Tutorial: Create your own Transfer Curve for any Quad Inkset,
Printer and Paper Combination
Benefits of this workflow:
Create your image in grayscale and stay in that workspace.
Epson has created an excellent driver for its printers. On the 1160, using error diffusion and any quad ink, there is no visible dither... why work around that?
True WYSIWYG consistency from monitor to print.
Step 1. ICM Profile Make the original icm that shipped with the Epson driver the default profile. You might remove any extra profiles at this point. In Windows Click Start>Settings>Printers. Right click on the printer icon and click on properties... select the color management tab. This is what you should be seeing:
Step 2. Perfect Reference. You have to have a standard, perfect grayscale ramp to calibrate to. An easy reference I have found is to have an online photo print service print your grayscale ramp for you. Even at 72 dpi, the quality will be fine. I have had excellent results with Ofoto. The grayscale print they returned to me was perfectly neutral with an even, stepless gradation from black to white. I would send 2 files... an 11 step and a 21 step. Size them to fit on a 4x6 print.
Step 3. How isYour Monitor ? Put up your stepwedge on your monitor and run the Adobe Gamma routine. Start>Settings>Control Panel>Adobe Gamma. Follow it as long as your stepwedge is behaving itself... The goal is to see a separation in the 95-100 step as well as the 5-0 step. This routine is more than adequate for grayscale work.
Step 4. Print Stepwedge. In the Epson driver, choose the paper stock to match what you are using...Matte heavyweight for watercolor and Matte papers, Photo quality glossy for glossy and semi-matte paper. Click advanced...Print at 1440 dpi, color control on, high speed off. Keep the sliders zeroed out. Use error diffusion. Space: Grayscale ...Printer Color Management checked.
Here is the first dialog box when you first click print:
And the Advanced dialog box after clicking on the "custom" radio button:
Step 5. Compare Epson print to the print returned from the online photo service. You have to compare the tones now without any paper white intervening... I cut the Ofoto print to reveal the steps of the stepwedge right at the edge of the paper. When this is laid right on the inkjet output, it is easiest to compare the tonal differences. Alternatively, you can punch holes in the stepwedge with a hole punch to reveal the comparison tone through the hole. Squint at it...really! Be critical! How does the 50% on the C-print compare to the inkjet equivalent? Is it lighter? How much lighter... does it look like the 40% on the C-print? Piezography inks do print a lighter 50%... MIS are matched at the 50% but off in the lights and darks..read on.
Step 6. Make a Transfer Curve. Now open the transfer curve dialog box from Photoshop....File>Page Setup>Transfer.

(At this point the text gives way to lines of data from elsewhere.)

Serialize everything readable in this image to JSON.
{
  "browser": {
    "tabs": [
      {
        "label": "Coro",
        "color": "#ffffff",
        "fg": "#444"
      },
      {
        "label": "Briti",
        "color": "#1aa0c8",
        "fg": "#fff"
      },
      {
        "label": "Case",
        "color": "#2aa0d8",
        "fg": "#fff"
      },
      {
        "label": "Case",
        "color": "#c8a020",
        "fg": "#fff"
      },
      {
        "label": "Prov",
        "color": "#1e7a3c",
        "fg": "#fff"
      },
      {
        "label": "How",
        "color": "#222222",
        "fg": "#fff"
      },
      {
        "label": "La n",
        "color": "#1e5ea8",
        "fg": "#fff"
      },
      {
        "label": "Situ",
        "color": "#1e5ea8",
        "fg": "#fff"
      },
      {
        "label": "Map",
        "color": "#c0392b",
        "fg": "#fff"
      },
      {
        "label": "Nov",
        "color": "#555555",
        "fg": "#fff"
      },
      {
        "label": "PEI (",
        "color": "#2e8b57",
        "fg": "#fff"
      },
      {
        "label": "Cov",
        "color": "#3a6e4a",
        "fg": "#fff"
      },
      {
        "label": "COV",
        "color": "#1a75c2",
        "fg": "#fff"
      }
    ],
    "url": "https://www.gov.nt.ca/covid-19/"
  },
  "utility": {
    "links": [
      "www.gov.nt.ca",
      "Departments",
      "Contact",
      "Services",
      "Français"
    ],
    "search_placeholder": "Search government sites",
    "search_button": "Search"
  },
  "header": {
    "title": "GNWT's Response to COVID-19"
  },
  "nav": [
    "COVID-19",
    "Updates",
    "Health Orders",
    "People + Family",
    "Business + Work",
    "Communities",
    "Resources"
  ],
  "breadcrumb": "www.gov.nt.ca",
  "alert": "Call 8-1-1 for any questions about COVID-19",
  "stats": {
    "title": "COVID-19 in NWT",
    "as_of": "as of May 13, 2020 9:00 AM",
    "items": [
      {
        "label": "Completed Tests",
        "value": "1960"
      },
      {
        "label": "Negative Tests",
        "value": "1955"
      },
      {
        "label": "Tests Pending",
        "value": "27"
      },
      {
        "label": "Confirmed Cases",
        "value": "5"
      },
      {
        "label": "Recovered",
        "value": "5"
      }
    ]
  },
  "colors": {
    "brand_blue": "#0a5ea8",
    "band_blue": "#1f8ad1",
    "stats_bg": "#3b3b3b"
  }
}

Notice that the Black is on the right and white is on the left... don't let that throw you....That's just a peculiarity of Photoshop. In the case of the Piezography inks, because the 50% value printed lighter than it should have, enter a higher value say 65%. Continue on this way, comparing each injet value against the reference print. Be sure to save the TF curve and print it. Compare the new print to the reference print and tweak the values in the TF dialog box. Keep doing this until your injet print perfectly matches the reference print. Be sure to save the final curve and congratulate yourself!
Here then is the curve I arrived at using Epson Archival Matte paper using Cone Tech Piezography Inks on the 1160 printer:
Here is my curve for MIS quad tone inks, Epson Archival Matte paper and the 1160 printer:
Notice that the curve is not as smooth. The mid-tone MIS ink prints close to 50% as is but the highlight and shadow ends of the spectrum needed help. Tenths do matter. The inks are sensitive to small changes in the TF boxes.
MIS inks are capable of rich, fullscale prints when time is taken to apply the proper curve.
Your first curve should take a couple of hours to complete... after that, they go much faster. With this technique you will be able to render a smooth, seamless grayscale using any combination of ink/paper and printer.
When you are ready to print one of your grayscale images, open the image, go to page setup and click on Transfer Function. Load the finished curve (you did save and name it, right?) and click okay. Set up the driver as previously discussed. When you close the image file, photoshop will ask if you want to save the changes. It will save the image with the Transfer Function curve permanently associated with this image if you choose yes.